Friday Book Whimsy: Troubled Blood

Cormoran Strike is one of my favorite fictional detectives, because he seems very genuine and realistic. Strike is the protagonist in Richard Galbraith’s gritty London mystery series. Galbraith, of course, is a pen name for renown author J.K. Rowlings of Harry Potter fame. The Strike series, of which Troubled Blood is number five, is a very different sort of book, featuring no wizards or fantasy. Instead, Strike approaches his life with a grim determination, and his life isn’t always easy.

He is the illegitimate son of a famous rock star who paid no attention to Strike until he became a minor celebrity for his detective work. He served in the military in the Middle East, and lost part of a leg in the process. He faces the pain involved in his prothesis every day.

In Troubled Blood, Strike is visiting his dying aunt in Cornwall when he is approached by a young woman who asks him to find her mother. Strike is intrigued when he learns that the mother — Margot Bamborough — has been missing for 40 years, and was thought to have been murdered by a serial killer. It is Strike’s first cold case, and he and his assistant Robin tackle it head on.

It isn’t easy, because the police detective who first had the case had literally lost his mind while trying to find Bamborough. The files make little sense. But using Sherlock Holmsian skills by both Cormoran and Robin, they come closer than anyone ever has.

The author presents Robin as a true partner to Cormoran, matching him in prowness and intuition. There is a lingering love interest in one another that is intriguing rather than distracting. It will be fun to see how Galbraith carries this forward.

I enjoyed this book so very much. It’s lengthy and meaty and fairly disturbing. But it was one of my favorite detective stories this year.

Here is a link to the book.

Friday Book Whimsy: Career of Evil

searchI wonder why authors choose to write under pseudonyms. Perhaps it’s to avoid having the reader approach a novel with preexisting expectations. I don’t know. J. K. Rowling – the author of the Harry Potter series – didn’t call me and ask me what I thought before she began writing a new series under the name Robert Galbraith. The result is that every time I talk about one of the books in the Cormoran Strike series, I feel compelled to remind you of the real name of the author. So consider yourself reminded.
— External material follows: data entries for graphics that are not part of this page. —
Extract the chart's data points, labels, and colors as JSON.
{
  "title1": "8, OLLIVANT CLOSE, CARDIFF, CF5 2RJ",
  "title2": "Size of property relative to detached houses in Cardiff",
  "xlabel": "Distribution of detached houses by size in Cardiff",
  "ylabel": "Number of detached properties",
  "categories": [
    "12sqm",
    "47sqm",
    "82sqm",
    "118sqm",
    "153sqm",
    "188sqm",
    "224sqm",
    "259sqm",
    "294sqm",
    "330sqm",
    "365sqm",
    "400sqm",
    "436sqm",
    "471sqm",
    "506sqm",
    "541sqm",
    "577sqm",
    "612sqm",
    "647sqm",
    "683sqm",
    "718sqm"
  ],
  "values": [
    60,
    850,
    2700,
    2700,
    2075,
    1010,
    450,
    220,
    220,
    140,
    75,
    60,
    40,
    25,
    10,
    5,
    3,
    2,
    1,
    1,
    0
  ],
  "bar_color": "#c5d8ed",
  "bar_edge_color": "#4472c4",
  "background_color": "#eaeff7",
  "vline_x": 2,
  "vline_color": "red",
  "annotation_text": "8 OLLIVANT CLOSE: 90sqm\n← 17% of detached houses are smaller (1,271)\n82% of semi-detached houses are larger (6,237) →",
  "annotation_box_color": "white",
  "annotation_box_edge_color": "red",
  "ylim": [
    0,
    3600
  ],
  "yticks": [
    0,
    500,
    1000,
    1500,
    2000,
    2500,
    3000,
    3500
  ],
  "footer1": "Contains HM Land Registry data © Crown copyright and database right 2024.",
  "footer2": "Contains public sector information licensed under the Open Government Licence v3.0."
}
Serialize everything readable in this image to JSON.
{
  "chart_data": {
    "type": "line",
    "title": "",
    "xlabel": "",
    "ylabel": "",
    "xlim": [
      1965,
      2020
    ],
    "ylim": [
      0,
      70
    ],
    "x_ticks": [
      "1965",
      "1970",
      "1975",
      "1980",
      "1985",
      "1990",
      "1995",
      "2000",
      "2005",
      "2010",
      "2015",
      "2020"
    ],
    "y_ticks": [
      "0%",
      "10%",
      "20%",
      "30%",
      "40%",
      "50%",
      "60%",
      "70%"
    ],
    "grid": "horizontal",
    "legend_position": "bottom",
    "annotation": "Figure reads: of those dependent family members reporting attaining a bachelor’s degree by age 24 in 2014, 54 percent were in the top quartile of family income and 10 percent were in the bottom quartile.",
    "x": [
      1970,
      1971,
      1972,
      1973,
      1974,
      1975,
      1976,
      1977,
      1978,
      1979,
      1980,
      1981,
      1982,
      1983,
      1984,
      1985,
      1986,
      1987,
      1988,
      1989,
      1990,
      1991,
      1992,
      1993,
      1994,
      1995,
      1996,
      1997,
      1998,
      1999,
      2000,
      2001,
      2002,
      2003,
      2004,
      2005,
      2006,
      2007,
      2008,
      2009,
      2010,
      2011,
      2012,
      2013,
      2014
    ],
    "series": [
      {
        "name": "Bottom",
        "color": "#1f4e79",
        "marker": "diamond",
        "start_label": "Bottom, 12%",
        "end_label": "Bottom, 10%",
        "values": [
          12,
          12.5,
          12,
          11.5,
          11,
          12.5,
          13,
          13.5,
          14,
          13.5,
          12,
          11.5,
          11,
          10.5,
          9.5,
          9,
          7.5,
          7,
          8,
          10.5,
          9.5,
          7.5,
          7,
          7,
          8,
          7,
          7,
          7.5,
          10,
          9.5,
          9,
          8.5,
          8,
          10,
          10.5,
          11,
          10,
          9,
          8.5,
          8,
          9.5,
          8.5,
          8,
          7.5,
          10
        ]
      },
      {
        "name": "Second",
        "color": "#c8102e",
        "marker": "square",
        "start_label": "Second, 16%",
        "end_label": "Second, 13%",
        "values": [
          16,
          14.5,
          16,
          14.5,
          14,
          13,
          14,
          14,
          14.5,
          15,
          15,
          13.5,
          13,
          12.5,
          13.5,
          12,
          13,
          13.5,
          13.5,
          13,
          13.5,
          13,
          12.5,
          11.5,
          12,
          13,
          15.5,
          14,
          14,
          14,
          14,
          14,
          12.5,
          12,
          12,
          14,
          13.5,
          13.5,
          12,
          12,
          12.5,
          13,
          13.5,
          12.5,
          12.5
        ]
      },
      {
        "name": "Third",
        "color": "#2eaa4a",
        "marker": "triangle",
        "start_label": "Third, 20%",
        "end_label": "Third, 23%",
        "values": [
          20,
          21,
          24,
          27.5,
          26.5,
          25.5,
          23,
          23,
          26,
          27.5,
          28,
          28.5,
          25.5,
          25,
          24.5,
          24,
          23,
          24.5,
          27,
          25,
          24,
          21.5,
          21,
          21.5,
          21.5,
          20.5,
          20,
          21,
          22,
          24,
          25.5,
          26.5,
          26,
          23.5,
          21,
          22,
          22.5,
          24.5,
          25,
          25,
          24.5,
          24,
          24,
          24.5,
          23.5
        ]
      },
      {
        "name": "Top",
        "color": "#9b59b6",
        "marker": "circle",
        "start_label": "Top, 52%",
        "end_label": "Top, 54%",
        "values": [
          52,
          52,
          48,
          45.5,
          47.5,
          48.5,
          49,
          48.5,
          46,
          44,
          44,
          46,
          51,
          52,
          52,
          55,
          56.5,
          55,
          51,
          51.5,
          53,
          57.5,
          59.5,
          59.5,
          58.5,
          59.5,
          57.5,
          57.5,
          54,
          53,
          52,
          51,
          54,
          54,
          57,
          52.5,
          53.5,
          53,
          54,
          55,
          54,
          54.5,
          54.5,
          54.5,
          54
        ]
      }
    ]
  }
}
And I hope I have to do it 10 or 11 more times, because the Cormoran Strike series is so well worth reading. Galbraith (wink, wink) is an amazing writer, it’s true. But I mostly enjoy this series because I find the characters so, well, interesting and realistic.

Strike, the protagonist, is not your typical private detective. The author’s descriptions call to mind a most unattractive and unappealing man, overly large, unattractively dark and hairy and infinitely grouchy. He’s grouchy because the prosthesis that replaces one of his legs is always extremely uncomfortable. My heart goes out to him in every book.

Career of Evil, the third in the Cormoran Strike series, begins with Strike’s likeable secretary/assistant Robin receiving an unexpected package which turns out to be a woman’s severed leg. Strike immediately recognizes that the person who sent the horrible package is trying to send the message to him that those closest to him are not safe. He immediately isolates four people in his life who he believes evil enough and with enough hatred of him to do such a thing.

His hunt for the responsible party makes up the bulk of the story. The author takes a bit of an unusual turn this time by including chapters told from the point of view of the killer. I found that to be creepy but somewhat annoying. The killer sounded too much like Buffalo Bill (the real bad guy in Silence of the Lambs, something often forgotten because of the horror of Hannibal Lector’s presence). There was an awful lot of talk about cutting off limbs and pieces of his victims. Thankfully, Galbraith never has us experience an actual atrocity.

The best part of this book was that the reader got the opportunity to get to know Robin (Strike’s assistant) much better and to see her grow as a character. The worst part of this book, as with the other two books in my opinion, is that Galbraith uses way too many words. The books, I believe, are overly long. Even though his/her writing is extraordinary, I believe it takes too long to get to the parts that are really interesting.

Nevertheless, I am a devoted fan of Cormoran Strike, and will never, ever miss one of his adventures.